The American College of Surgeons Board of Governors’ Committee on Physicians’ Health in 1993 conducted a survey of retired members of the College on their attitudes toward retirement . The survey questionnaire was sent to 2132 members who had retired between 1983 and 1988, and 40% (850 members) responded. Reasons for retirement included: (1) an adverse malpractice experience; (2) “just wanted to retire”; (3) “age”; and (4) “fear of loss of competence.” Age was the third most common reason given, whereas loss of competence was far down the list. Concerning overall satisfaction, the majority (47%) found retirement about as good as expected, many (42%) found retirement better than expected, and a few (9%) found retirement worse than expected. The unsatisfied retirees listed “poor health, insufficient income and…‘nothing to do’” as the reasons for their dissatisfaction. The average gross income declined 36% on retirement, but 90% of the survey responders believed their income was at least adequate. When asked what would have made retirement better, the majority answers were: (1) “saved/invested/earned more money”; (2) “planned better/earlier”; and (3) “spent more time with family.” In fact, 11% of these retired surgeons had made no preretirement plans at all; 59% had instituted financial retirement plans; and 9% had taken on new hobbies, new interests, or a new occupation. This study reported retired surgeons who had taken up postretirement activities outside of medicine were more likely to be satisfied than those who remained in medicine in some nonsurgical capacity. Finally, in noting that poor health was associated with dissatisfaction, the authors concluded that preretirement planning should include measures aimed at better health: (1) controlling weight and diet; (2) reducing or eliminating smoking, drinking, and illicit drugs; (3) exercising; and (4) practicing safe sex. Their survey did not demonstrate that these behaviors would actually improve health or increase postretirement satisfaction, but the advice rings true.

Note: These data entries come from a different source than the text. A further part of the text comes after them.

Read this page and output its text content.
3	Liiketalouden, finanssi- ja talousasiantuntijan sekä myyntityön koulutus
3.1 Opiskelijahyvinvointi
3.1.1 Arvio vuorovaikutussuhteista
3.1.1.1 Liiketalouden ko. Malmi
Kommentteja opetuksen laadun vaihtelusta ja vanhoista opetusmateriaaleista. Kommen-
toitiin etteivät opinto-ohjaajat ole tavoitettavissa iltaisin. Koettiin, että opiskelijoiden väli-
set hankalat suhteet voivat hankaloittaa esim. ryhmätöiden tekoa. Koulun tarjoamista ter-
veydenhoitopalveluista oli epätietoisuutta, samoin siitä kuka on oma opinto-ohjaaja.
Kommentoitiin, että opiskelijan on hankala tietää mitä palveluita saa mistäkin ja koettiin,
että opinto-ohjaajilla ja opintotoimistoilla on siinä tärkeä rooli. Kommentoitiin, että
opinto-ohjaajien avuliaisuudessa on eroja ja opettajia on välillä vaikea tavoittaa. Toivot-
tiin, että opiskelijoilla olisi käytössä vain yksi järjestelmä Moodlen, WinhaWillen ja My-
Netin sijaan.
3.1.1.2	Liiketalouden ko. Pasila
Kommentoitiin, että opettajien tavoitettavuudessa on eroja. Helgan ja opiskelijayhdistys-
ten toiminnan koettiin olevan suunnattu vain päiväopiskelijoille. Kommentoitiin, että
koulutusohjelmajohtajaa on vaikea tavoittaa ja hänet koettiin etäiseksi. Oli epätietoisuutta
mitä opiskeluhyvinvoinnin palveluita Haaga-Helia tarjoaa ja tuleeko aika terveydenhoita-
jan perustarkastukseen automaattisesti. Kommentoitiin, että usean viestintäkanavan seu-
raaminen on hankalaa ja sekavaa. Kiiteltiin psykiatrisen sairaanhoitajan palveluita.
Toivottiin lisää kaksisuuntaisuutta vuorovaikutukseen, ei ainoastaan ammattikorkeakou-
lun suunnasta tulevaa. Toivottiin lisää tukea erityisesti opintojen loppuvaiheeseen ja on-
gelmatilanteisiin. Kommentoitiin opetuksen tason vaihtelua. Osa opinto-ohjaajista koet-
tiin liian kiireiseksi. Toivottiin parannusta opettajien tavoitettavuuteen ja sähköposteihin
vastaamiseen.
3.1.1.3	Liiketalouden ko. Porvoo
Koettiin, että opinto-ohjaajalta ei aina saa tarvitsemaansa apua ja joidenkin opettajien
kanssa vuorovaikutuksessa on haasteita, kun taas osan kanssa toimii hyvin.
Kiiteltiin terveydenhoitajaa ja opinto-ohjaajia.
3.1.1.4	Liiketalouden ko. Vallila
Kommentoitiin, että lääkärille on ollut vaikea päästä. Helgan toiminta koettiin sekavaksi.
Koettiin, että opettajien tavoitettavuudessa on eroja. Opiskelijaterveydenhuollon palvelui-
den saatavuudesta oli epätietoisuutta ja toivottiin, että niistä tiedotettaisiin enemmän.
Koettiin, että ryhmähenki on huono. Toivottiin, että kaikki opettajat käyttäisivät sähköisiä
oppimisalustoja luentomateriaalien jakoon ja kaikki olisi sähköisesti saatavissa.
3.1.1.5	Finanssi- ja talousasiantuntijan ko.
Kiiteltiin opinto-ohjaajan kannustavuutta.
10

Summary: There Is a Problem!
Anecdotes suggest many surgeons lack insight into the gradual degradation of their own skills. Research has repeatedly documented that age causes deterioration in physical and cognitive performance. In general, older surgeons have had less education, at a more remote time, which is less applicable to present technology. There is weak evidence from clinical studies that links older surgeon age with more complications and less adoption of modern technology. Other occupations (aviation) have statutorily mandated retirement ages. Other nations (United Kingdom) have statutorily mandated retirement ages for surgeons. There is no present outcry for a statutory-mandated retirement age for surgeons in the United States. Various American surgical societies have been coming to grips with this question for more than a decade now, but there has been no effective progress toward a solution. Educating surgeons to three facts may reduce the problem: (1) The surgeon's skills will fade; (2) planning may make retirement quite satisfying; and (3) retirement does not have to bring the loss of all self-worth and an imminent death. Finally, educating surgeons, colleagues of surgeons, hospital administrators, patients, and the plaintiff's bar may bring about changes that will induce surgeon retirement at an appropriate time.
I thank Lazar J. Greenfield, MD, for forcing me to think of this problem for the past 20 plus years.